Bug 58032 - Race conditions of threadpool-worker-default.c
Summary: Race conditions of threadpool-worker-default.c
Alias: None
Product: Runtime
Classification: Mono
Component: General ()
Version: master
Hardware: PC Linux
: --- normal
Target Milestone: Future Cycle (TBD)
Assignee: Ludovic Henry
Depends on:
Reported: 2017-07-08 20:06 UTC by Armin
Modified: 2017-07-10 15:27 UTC (History)
3 users (show)

Is this bug a regression?: ---
Last known good build:

Stack traces (29.17 KB, text/plain)
2017-07-08 20:06 UTC, Armin

Notice (2018-05-24): bugzilla.xamarin.com is now in read-only mode.

Please join us on Visual Studio Developer Community and in the Xamarin and Mono organizations on GitHub to continue tracking issues. Bugzilla will remain available for reference in read-only mode. We will continue to work on open Bugzilla bugs, copy them to the new locations as needed for follow-up, and add the new items under Related Links.

Our sincere thanks to everyone who has contributed on this bug tracker over the years. Thanks also for your understanding as we make these adjustments and improvements for the future.

Please create a new report for Bug 58032 on GitHub or Developer Community if you have new information to add and do not yet see a matching new report.

If the latest results still closely match this report, you can use the original description:

  • Export the original title and description: GitHub Markdown or Developer Community HTML
  • Copy the title and description into the new report. Adjust them to be up-to-date if needed.
  • Add your new information.

In special cases on GitHub you might also want the comments: GitHub Markdown with public comments

Related Links:

Description Armin 2017-07-08 20:06:50 UTC
Created attachment 23422 [details]
Stack traces

In the course of my work with clang's ThreadSanitizer (my GSoC project) I have found three (connected) races within threadpool-worker-default.c (commit 57239e923f3f5942d62e058d7fe4dc01f67c0735) and I am not entirely sure if they are all harmless. I have attached the three corresponding stack traces and I will also try to reconstruct what I think is going on.
It all starts here:

static ThreadPoolWorker worker;

static void heuristic_notify_work_completed (void) {
  // ...
  worker.heuristic_last_dequeue = mono_msec_ticks ();
  if (heuristic_should_adjust ())
    heuristic_adjust ();

`worker.heuristic_last_dequeue` gets updated from at least two different threads concurrently without synchronisation. While this might be dismissible, I would at least document it to a minimal extent, as the value looks monotonic, which might not be true.
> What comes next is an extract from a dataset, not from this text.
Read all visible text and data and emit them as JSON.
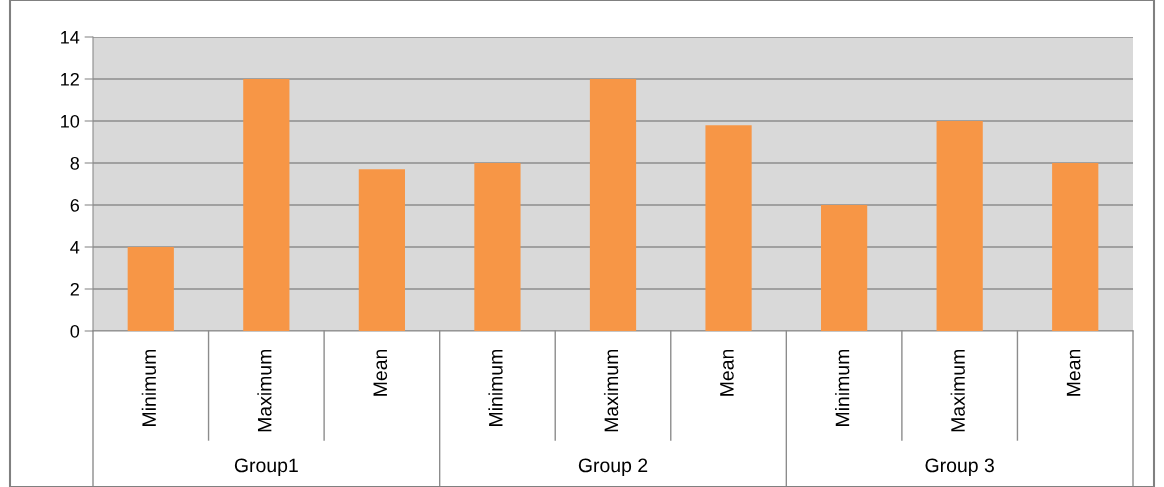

Next, there is the call of `heuristic_should_adjust ()`:

static gboolean heuristic_should_adjust (void) {
  if (worker.heuristic_last_dequeue > worker.heuristic_last_adjustment + worker.heuristic_adjustment_interval) {
    // ...
  // ...

`worker.heuristic_last_dequeue` is read and might have just been reset to an unexpected (higher / lower) number by another thread. However, interestingly, I have not found a warning about this particular write/read by tsan yet (I will keep looking).

In addition, `worker.heuristic_last_adjustment` and `worker.heuristic_adjustment_interval` are read and might have been (independently) set by another thread that runs the last piece of this puzzle - `heuristic_adjust ()` and `hill_climbing_update ()`:

static void heuristic_adjust (void) {
  if (mono_coop_mutex_trylock (&worker.heuristic_lock) == 0) {
    // ...
    new_thread_count = hill_climbing_update (counter._.max_working, sample_duration, completions, &worker.heuristic_adjustment_interval);
    // ...
    worker.heuristic_last_adjustment = mono_msec_ticks ();
    // ...
    mono_coop_mutex_unlock (&worker.heuristic_lock);

static gint16 hill_climbing_update (gint16 current_thread_count, guint32 sample_duration, gint32 completions, gint64 *adjustment_interval) {
  // ...
  *adjustment_interval = hc->current_sample_interval;
  // ...

`heuristic_adjust ()` uses a mutex; however, this does not prevent `heuristic_should_adjust ()` from reading (partly) updated values of `worker.heuristic_last_adjustment` and `worker.heuristic_adjustment_interval`.

It looks to me as if this whole situation could use a little more synchronisation.